それなのに完璧を目指してしまうと、できないことにイライラしたり、かえって失敗を繰り返したりして、自信を失ってしまいます。
完璧主義はやめて、苦手なものは誰かに任せ、得意なものを一生懸命にやるというスタンスを取りましょう。
生活環境を見直す
集中の妨げになるような、壁のポスター、テレビの音量などを取り除くようにすることも改善につながります。
またイライラした時には、冷静になれる場所を確保しておくことです。
メモ帳や携帯のアラーム機能などを利用して、忘れ物がないか、スケジュールがどうなっているかなど、常にチェックしておけるようにします。
このように、生活環境を見直すことによって、失敗行動を回避することができます。
瞑想がADHDの症状を改善する
超越瞑想は、職場、学校、公園のベンチなど、どこでも気軽に行えます。一回の瞑想は15分~20分。
楽に座って目を閉じて、自分に適した音を心の中で用います。
この簡単な瞑想法は、根深いストレスを解消することで、脳の潜在力を開発し、多動行動を落ち着かせ、物事に集中しやすくすることができます。
※以下の動画をは、ADHDの症状を改善する為の動画です。是非、参考にしてみて下さい。
発達障害児のための運動指導法
発達性協調運動障害の診断ポイントと機能向上プログラムです。走り回って落ち着きがない、運動が苦手、コミュニケーションが取れない。
そんな多動性障害の子供たちの症状を正しく理解し、機能向上を目指します。身近なものできて、すぐに使える評価・指導法をご紹介します。

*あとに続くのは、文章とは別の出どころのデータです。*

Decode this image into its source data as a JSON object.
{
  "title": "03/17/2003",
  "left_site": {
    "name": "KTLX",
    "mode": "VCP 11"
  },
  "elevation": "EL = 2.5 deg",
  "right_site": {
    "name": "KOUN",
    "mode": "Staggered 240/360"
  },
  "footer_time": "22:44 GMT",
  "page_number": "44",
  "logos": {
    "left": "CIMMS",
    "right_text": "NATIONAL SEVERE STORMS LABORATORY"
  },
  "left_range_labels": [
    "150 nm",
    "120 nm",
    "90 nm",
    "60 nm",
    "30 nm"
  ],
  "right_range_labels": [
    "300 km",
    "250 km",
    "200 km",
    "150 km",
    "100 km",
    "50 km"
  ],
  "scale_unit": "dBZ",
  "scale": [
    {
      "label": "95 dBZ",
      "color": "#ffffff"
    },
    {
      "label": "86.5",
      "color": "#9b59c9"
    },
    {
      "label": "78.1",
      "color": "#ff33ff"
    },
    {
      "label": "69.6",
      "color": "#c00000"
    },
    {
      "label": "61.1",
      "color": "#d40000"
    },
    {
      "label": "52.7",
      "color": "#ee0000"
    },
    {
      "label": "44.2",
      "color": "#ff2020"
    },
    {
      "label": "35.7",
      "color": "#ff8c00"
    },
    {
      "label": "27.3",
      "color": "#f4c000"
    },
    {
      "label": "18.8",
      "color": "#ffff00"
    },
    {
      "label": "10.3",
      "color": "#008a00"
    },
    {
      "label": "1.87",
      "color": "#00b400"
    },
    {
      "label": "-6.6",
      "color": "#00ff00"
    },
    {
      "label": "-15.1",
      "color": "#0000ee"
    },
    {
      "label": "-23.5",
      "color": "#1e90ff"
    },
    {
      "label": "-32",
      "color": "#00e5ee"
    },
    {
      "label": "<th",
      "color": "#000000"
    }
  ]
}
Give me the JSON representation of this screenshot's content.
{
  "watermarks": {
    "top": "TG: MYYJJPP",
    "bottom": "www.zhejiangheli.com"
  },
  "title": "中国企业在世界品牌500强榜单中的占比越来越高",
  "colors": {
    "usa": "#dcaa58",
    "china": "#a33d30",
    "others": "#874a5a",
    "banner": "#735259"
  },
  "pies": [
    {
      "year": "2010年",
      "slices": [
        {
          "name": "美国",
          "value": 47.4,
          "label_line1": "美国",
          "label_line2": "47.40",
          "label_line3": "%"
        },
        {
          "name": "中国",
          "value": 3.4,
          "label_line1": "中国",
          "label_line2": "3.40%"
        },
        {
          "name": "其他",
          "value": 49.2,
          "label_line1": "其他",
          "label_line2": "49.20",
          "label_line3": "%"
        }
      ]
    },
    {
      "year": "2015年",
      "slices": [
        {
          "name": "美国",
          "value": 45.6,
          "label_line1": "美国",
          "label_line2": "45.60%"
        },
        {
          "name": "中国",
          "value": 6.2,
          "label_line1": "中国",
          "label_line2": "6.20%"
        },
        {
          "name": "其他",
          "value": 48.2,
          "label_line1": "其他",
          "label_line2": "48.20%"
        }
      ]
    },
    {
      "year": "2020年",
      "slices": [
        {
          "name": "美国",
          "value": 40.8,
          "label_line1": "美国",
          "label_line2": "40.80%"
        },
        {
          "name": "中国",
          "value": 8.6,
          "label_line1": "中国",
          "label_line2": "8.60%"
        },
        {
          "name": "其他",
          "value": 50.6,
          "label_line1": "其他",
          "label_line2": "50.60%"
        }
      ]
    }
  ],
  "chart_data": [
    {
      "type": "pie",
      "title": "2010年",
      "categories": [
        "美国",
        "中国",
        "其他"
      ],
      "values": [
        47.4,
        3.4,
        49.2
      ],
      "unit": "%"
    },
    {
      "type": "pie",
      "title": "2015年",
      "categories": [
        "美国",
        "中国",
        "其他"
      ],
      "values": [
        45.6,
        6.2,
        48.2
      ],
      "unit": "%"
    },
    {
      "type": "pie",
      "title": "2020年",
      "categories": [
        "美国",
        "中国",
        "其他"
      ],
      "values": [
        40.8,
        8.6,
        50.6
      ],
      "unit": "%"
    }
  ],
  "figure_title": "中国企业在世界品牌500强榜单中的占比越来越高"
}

※以下の動画は、多動性障害の子供たちの訓練動画です。是非、参考にしてみて下さい。
まとめ
いかがでしたでしょうか?
多動性障害は、脳の病気であり、その原因はまだわからないことが多いのです。
そのため、特効薬というものもありませんし、治療方法も確立されていません。
しかし、子どもの頃に早期発見することで、問題行動をとる自分自身をコントロールすることができるようになります。
ここまで当ページでは、以下のような多動性障害を改善する治療方法をご紹介してきました。
- 自分が多動性障害であることを認識する
- 薬物療法
- 心理療法
- 行動療法
- 認知療法
- 食事療法
- 完璧を目指さない
- 生活環境を見直す
- 瞑想がADHDの症状を改善する
- 発達障害児のための運動指導法
多動性障害だからといって、悲観することはありません。自分の好きなことに関しては集中力をいかんなく発揮する子どもも多く、個性的な感性を持っている人も少なくありません。
その才能を伸ばすことで、芸能界やスポーツ界などで成功している人も多いのです。